Como sempre, a descida foi brutal. Enquanto corria tinha a perfeita noção que amanhã pagaria o preço por aquela tareia que estava a dar aos músculos, mas era tarde de mais para pensar nisso. Tinha agora passado a Azóia, estava na recta da meta e era só curvar à esquerda antes do farol! Opsss, afinal não, a organização decidiu prolongar o percurso mais 300 metros, o que incluía uma subida gigantesca, maior que as outras todas juntas, e uma descida violentíssima num terreno super técnico!!! Ok, na verdade era só um sobe e desce pequeno, MAS não estava à espera daquilo!

A chegar à meta. Conseguem ver lá atrás a BRUTAL descida.
Terminei com o tempo de 1h11, três minutos mais rápido que o ano passado, o que me deixou muito satisfeito já que na altura andava a treinar para a maratona de Sevilha e estava muito perto da minha melhor forma. Nunca falei aqui no blog de classificações, porque muito sinceramente não me importo rigorosamente nada com elas, apesar de gostar de ver em que parte do pelotão é que me situei. Mas fiquei orgulhoso do 61º lugar em 2300 finishers! Acordei no dia seguinte com dores nos gémeos e o resto das pernas doridas. A uma semana dos Abutres pode ser problemático. Logo se vê...

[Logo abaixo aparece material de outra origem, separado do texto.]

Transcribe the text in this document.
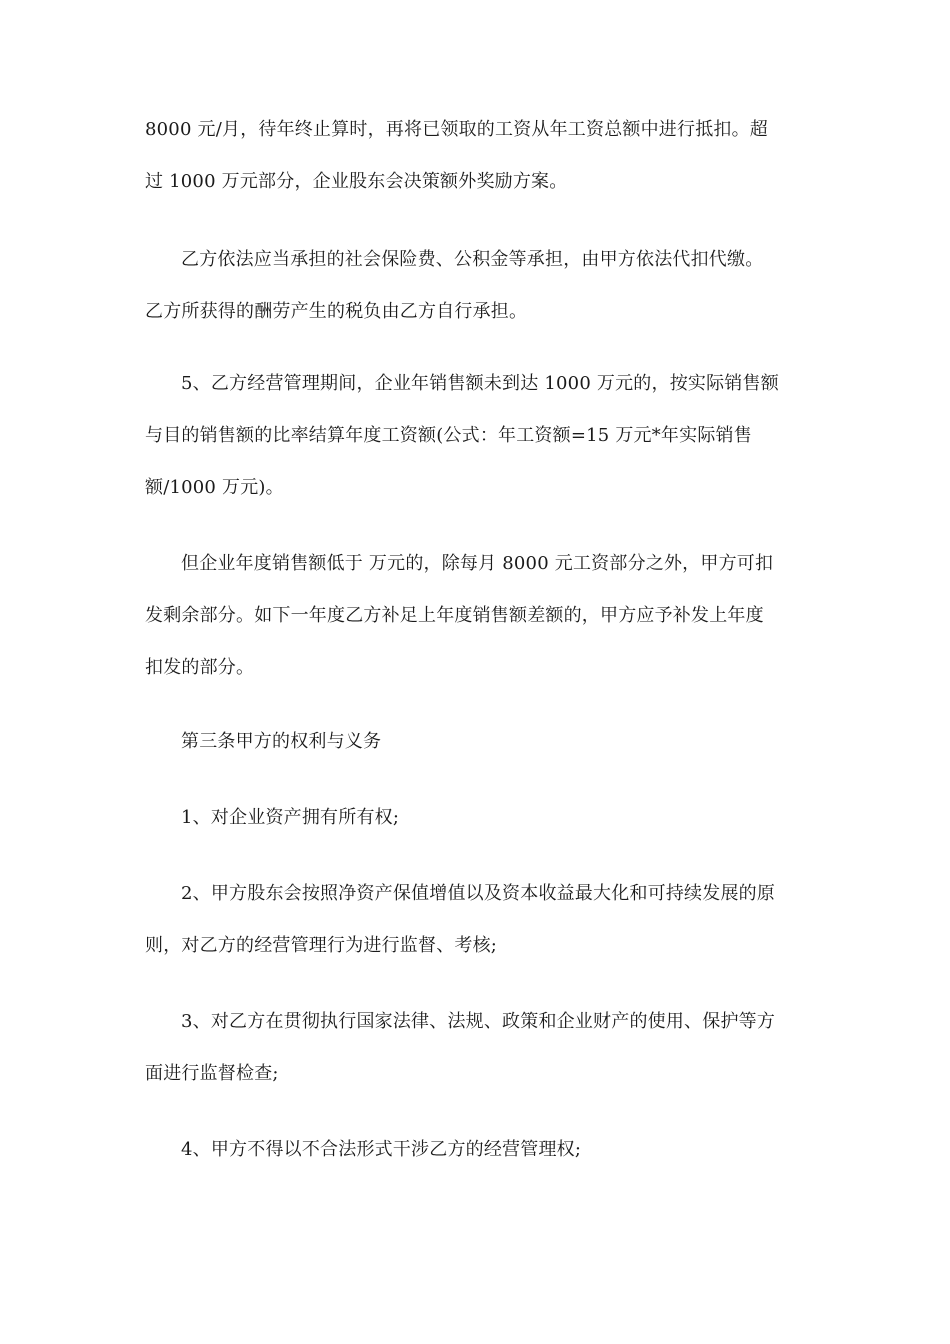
8000 元/月，待年终止算时，再将已领取的工资从年工资总额中进行抵扣。超
过 1000 万元部分，企业股东会决策额外奖励方案。

乙方依法应当承担的社会保险费、公积金等承担，由甲方依法代扣代缴。
乙方所获得的酬劳产生的税负由乙方自行承担。

5、乙方经营管理期间，企业年销售额未到达 1000 万元的，按实际销售额
与目的销售额的比率结算年度工资额(公式：年工资额=15 万元*年实际销售
额/1000 万元)。

但企业年度销售额低于 万元的，除每月 8000 元工资部分之外，甲方可扣
发剩余部分。如下一年度乙方补足上年度销售额差额的，甲方应予补发上年度
扣发的部分。

第三条甲方的权利与义务

1、对企业资产拥有所有权;

2、甲方股东会按照净资产保值增值以及资本收益最大化和可持续发展的原
则，对乙方的经营管理行为进行监督、考核;

3、对乙方在贯彻执行国家法律、法规、政策和企业财产的使用、保护等方
面进行监督检查;

4、甲方不得以不合法形式干涉乙方的经营管理权;
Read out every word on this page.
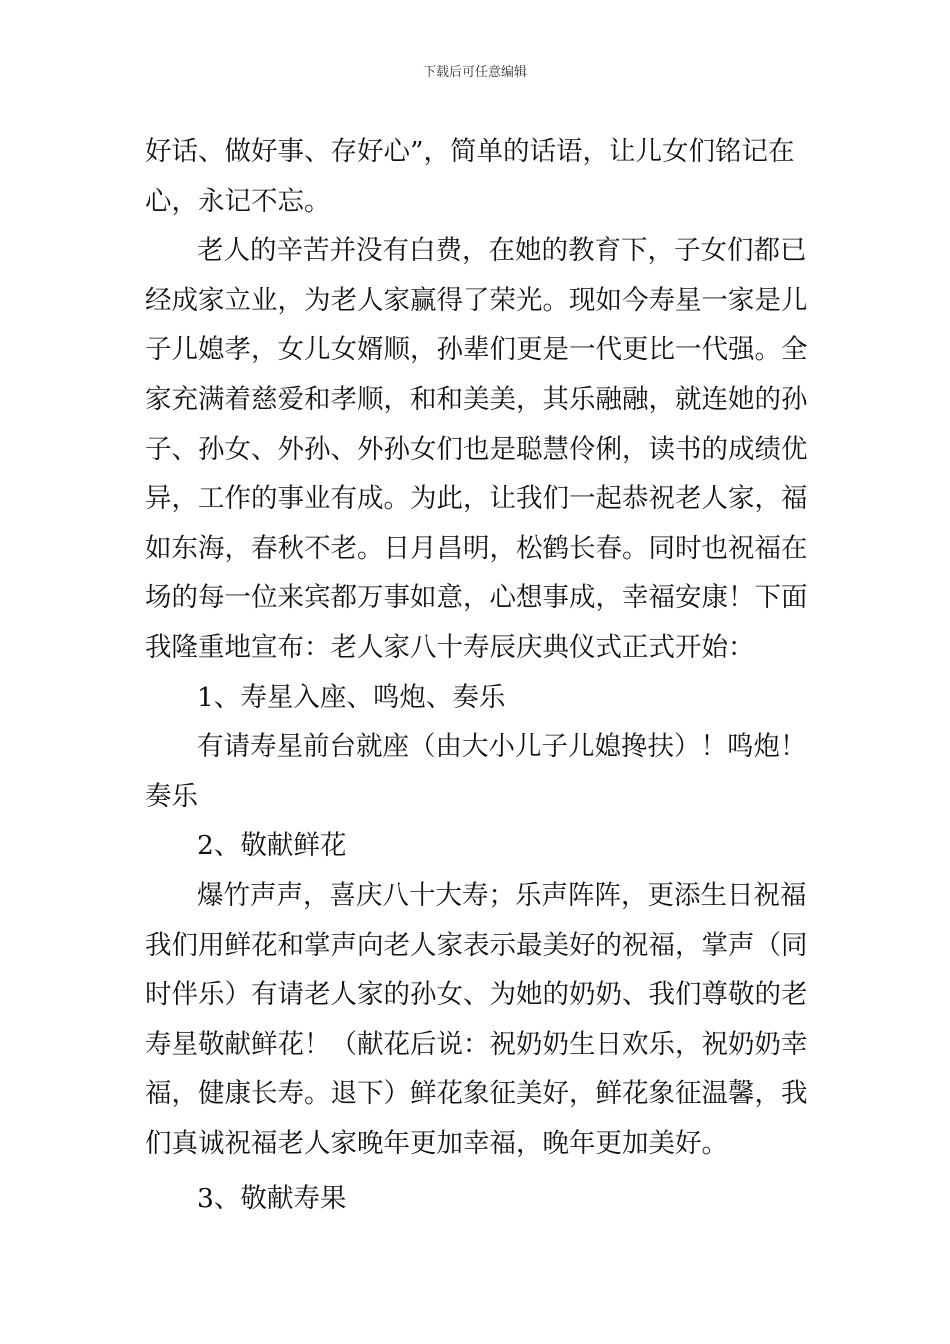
下载后可任意编辑
好话、做好事、存好心”，简单的话语，让儿女们铭记在
心，永记不忘。
老人的辛苦并没有白费，在她的教育下，子女们都已
经成家立业，为老人家赢得了荣光。现如今寿星一家是儿
子儿媳孝，女儿女婿顺，孙辈们更是一代更比一代强。全
家充满着慈爱和孝顺，和和美美，其乐融融，就连她的孙
子、孙女、外孙、外孙女们也是聪慧伶俐，读书的成绩优
异，工作的事业有成。为此，让我们一起恭祝老人家，福
如东海，春秋不老。日月昌明，松鹤长春。同时也祝福在
场的每一位来宾都万事如意，心想事成，幸福安康！下面
我隆重地宣布：老人家八十寿辰庆典仪式正式开始：
1、寿星入座、鸣炮、奏乐
有请寿星前台就座（由大小儿子儿媳搀扶）！鸣炮！
奏乐
2、敬献鲜花
爆竹声声，喜庆八十大寿；乐声阵阵，更添生日祝福
我们用鲜花和掌声向老人家表示最美好的祝福，掌声（同
时伴乐）有请老人家的孙女、为她的奶奶、我们尊敬的老
寿星敬献鲜花！（献花后说：祝奶奶生日欢乐，祝奶奶幸
福，健康长寿。退下）鲜花象征美好，鲜花象征温馨，我
们真诚祝福老人家晚年更加幸福，晚年更加美好。
3、敬献寿果
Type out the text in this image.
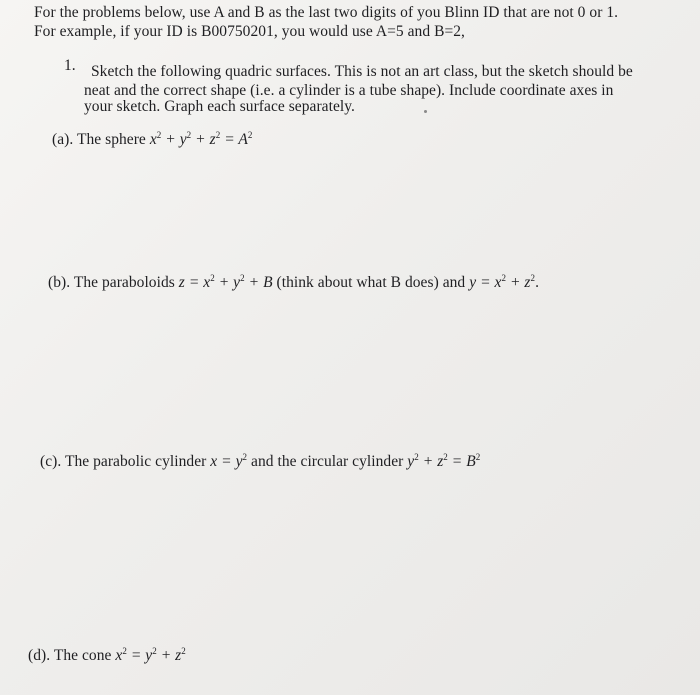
For the problems below, use A and B as the last two digits of you Blinn ID that are not 0 or 1.
For example, if your ID is B00750201, you would use A=5 and B=2,
1. Sketch the following quadric surfaces. This is not an art class, but the sketch should be
neat and the correct shape (i.e. a cylinder is a tube shape). Include coordinate axes in
your sketch. Graph each surface separately.
(a). The sphere $x^2 + y^2 + z^2 = A^2$
(b). The paraboloids $z = x^2 + y^2 + B$ (think about what B does) and $y = x^2 + z^2$.
(c). The parabolic cylinder $x = y^2$ and the circular cylinder $y^2 + z^2 = B^2$
(d). The cone $x^2 = y^2 + z^2$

Quanto à prova, mais uma vez correspondeu às expectativas. Um percurso super desafiante, nada monótono e muito divertido. Os abastecimento (dois) pareceram-me bem posicionados, apesar de não ter bebido água em nenhum deles (focado na estrada, no ritmo, etc etc, lembram-se?), os snacks no fim da prova, juntamente com o chá quente, já são um clássico e para mim muito bem vindos! Só tenho pena de mais uma vez não ter havido medalha. Sim, eu sei que estão cheios de lata nas gavetas e que não se interessam nada por isso, mas eu cá gosto de as receber e guardar. 

Espera-me agora uma semana descontraída (a primeira em muito tempo), a descer até à Serra da Lousã. Vamos lá ver então esses famosos Abutres.

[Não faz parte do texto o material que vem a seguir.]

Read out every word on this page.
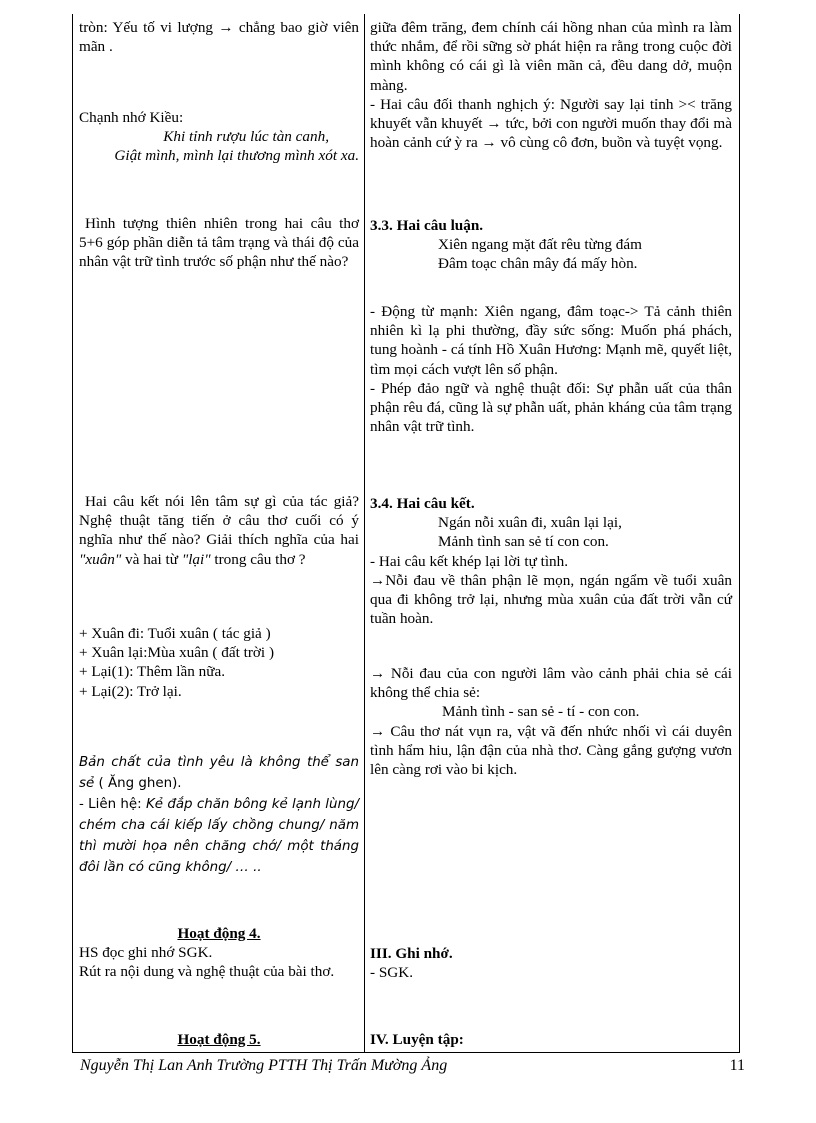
tròn: Yếu tố vi lượng → chẳng bao giờ viên mãn .

Chạnh nhớ Kiều:

Khi tỉnh rượu lúc tàn canh,

Giật mình, mình lại thương mình xót xa.

Hình tượng thiên nhiên trong hai câu thơ 5+6 góp phần diễn tả tâm trạng và thái độ của nhân vật trữ tình trước số phận như thế nào?

Hai câu kết nói lên tâm sự gì của tác giả? Nghệ thuật tăng tiến ở câu thơ cuối có ý nghĩa như thế nào? Giải thích nghĩa của hai "xuân" và hai từ "lại" trong câu thơ ?

+ Xuân đi: Tuổi xuân ( tác giả )

+ Xuân lại:Mùa xuân ( đất trời )

+ Lại(1): Thêm lần nữa.

+ Lại(2): Trở lại.

Bản chất của tình yêu là không thể san sẻ ( Ăng ghen).

- Liên hệ: Kẻ đắp chăn bông kẻ lạnh lùng/ chém cha cái kiếp lấy chồng chung/ năm thì mười họa nên chăng chớ/ một tháng đôi lần có cũng không/ … ..

Hoạt động 4.

HS đọc ghi nhớ SGK.

Rút ra nội dung và nghệ thuật của bài thơ.

Hoạt động 5.

giữa đêm trăng, đem chính cái hồng nhan của mình ra làm thức nhắm, để rồi sững sờ phát hiện ra rằng trong cuộc đời mình không có cái gì là viên mãn cả, đều dang dở, muộn màng.

- Hai câu đối thanh nghịch ý: Người say lại tỉnh >< trăng khuyết vẫn khuyết → tức, bởi con người muốn thay đổi mà hoàn cảnh cứ ỳ ra → vô cùng cô đơn, buồn và tuyệt vọng.

3.3. Hai câu luận.

Xiên ngang mặt đất rêu từng đám

Đâm toạc chân mây đá mấy hòn.

- Động từ mạnh: Xiên ngang, đâm toạc-> Tả cảnh thiên nhiên kì lạ phi thường, đầy sức sống: Muốn phá phách, tung hoành - cá tính Hồ Xuân Hương: Mạnh mẽ, quyết liệt, tìm mọi cách vượt lên số phận.

- Phép đảo ngữ và nghệ thuật đối: Sự phẫn uất của thân phận rêu đá, cũng là sự phẫn uất, phản kháng của tâm trạng nhân vật trữ tình.

3.4. Hai câu kết.

Ngán nỗi xuân đi, xuân lại lại,

Mảnh tình san sẻ tí con con.

- Hai câu kết khép lại lời tự tình.

→Nỗi đau về thân phận lẽ mọn, ngán ngẩm về tuổi xuân qua đi không trở lại, nhưng mùa xuân của đất trời vẫn cứ tuần hoàn.

→ Nỗi đau của con người lâm vào cảnh phải chia sẻ cái không thể chia sẻ:

Mảnh tình - san sẻ - tí - con con.

→ Câu thơ nát vụn ra, vật vã đến nhức nhối vì cái duyên tình hẩm hiu, lận đận của nhà thơ. Càng gắng gượng vươn lên càng rơi vào bi kịch.

III. Ghi nhớ.

- SGK.

IV. Luyện tập:

Nguyễn Thị Lan Anh Trường PTTH Thị Trấn Mường Ảng	11
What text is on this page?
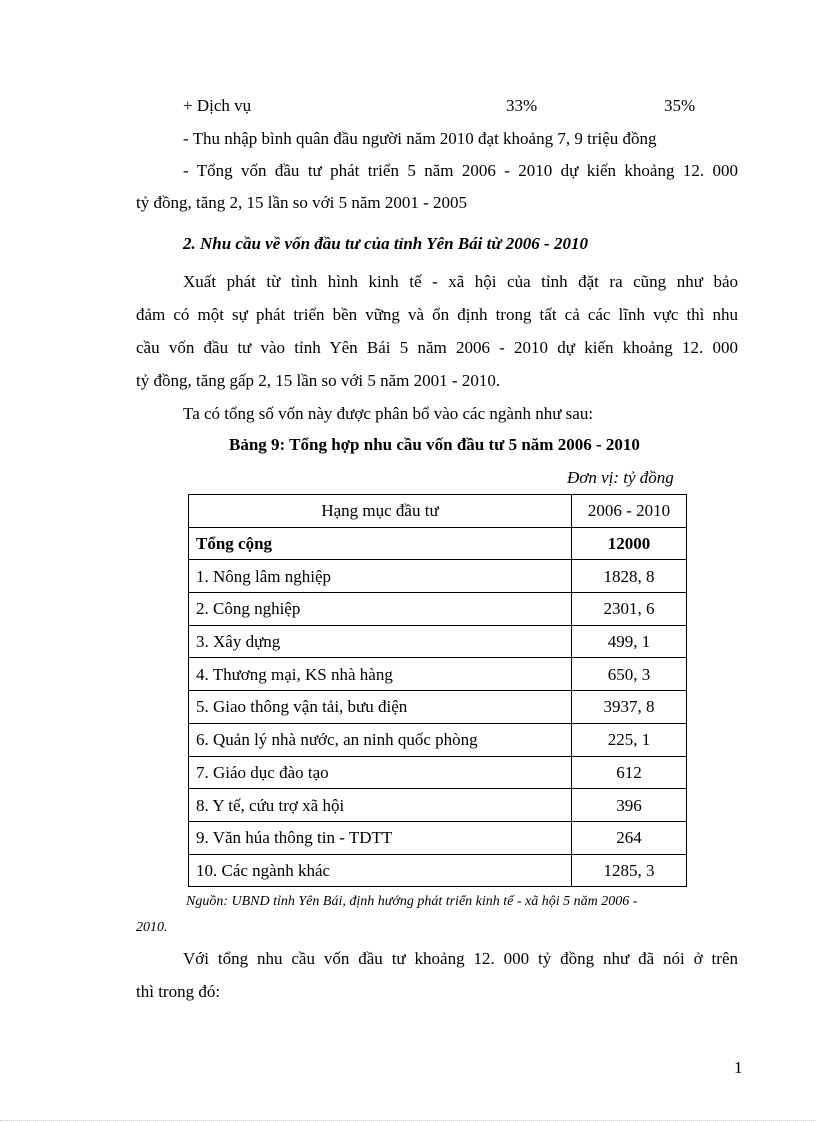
+ Dịch vụ	33%	35%
- Thu nhập bình quân đầu người năm 2010 đạt khoảng 7, 9 triệu đồng
- Tổng vốn đầu tư phát triển 5 năm 2006 - 2010 dự kiến khoảng 12. 000
tỷ đồng, tăng 2, 15 lần so với 5 năm 2001 - 2005
2. Nhu cầu về vốn đầu tư của tỉnh Yên Bái từ 2006 - 2010
Xuất phát từ tình hình kinh tế - xã hội của tỉnh đặt ra cũng như bảo
đảm có một sự phát triển bền vững và ổn định trong tất cả các lĩnh vực thì nhu
cầu vốn đầu tư vào tỉnh Yên Bái 5 năm 2006 - 2010 dự kiến khoảng 12. 000
tỷ đồng, tăng gấp 2, 15 lần so với 5 năm 2001 - 2010.
Ta có tổng số vốn này được phân bổ vào các ngành như sau:
Bảng 9: Tổng hợp nhu cầu vốn đầu tư 5 năm 2006 - 2010
Đơn vị: tỷ đồng
Hạng mục đầu tư	2006 - 2010
Tổng cộng	12000
1. Nông lâm nghiệp	1828, 8
2. Công nghiệp	2301, 6
3. Xây dựng	499, 1
4. Thương mại, KS nhà hàng	650, 3
5. Giao thông vận tải, bưu điện	3937, 8
6. Quản lý nhà nước, an ninh quốc phòng	225, 1
7. Giáo dục đào tạo	612
8. Y tế, cứu trợ xã hội	396
9. Văn húa thông tin - TDTT	264
10. Các ngành khác	1285, 3
Nguồn: UBND tỉnh Yên Bái, định hướng phát triển kinh tế - xã hội 5 năm 2006 -
2010.
Với tổng nhu cầu vốn đầu tư khoảng 12. 000 tỷ đồng như đã nói ở trên
thì trong đó:
1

segunda-feira, 19 de janeiro de 2015

Agora? Agora aguenta-te!

Foi assim a minha semana de recuperação dos 47km de Proença a Nova:

A certa altura pensei "elah, não achas que estás a exagerar? Ainda faltam 3 meses para o MIUT!".

Depois li isto:

"Passados pouco mais de 20km de prova e depois de já termos enfrentado uma outra subida até acima dos 1.000m de altitude, enfrentávamos agora a subida que vai de Chão da Ribeira até Estanquinhos. Embora ainda estivéssemos "frescos", esta talvez tenha sido uma das mais agressivas de toda a prova, pois em pouco mais de 4km de percurso subimos 1.200m de desnivel positivo (D+)."


"Espera-nos uma parede com 1300mD+. Há provas de 50km que nem isto têm e a gente ia mamar com eles ali em 8km depois de quase 12h de prova já. Definitivamente venham preparados amigos!"
"amigos antes de irem a correr inscrever-se já sabem. TREINEM que a coisa é dura."

E agora?? Abrandar os treinos?? AHAHA! Como me disse um amigo meu: olha, agora aguenta-te!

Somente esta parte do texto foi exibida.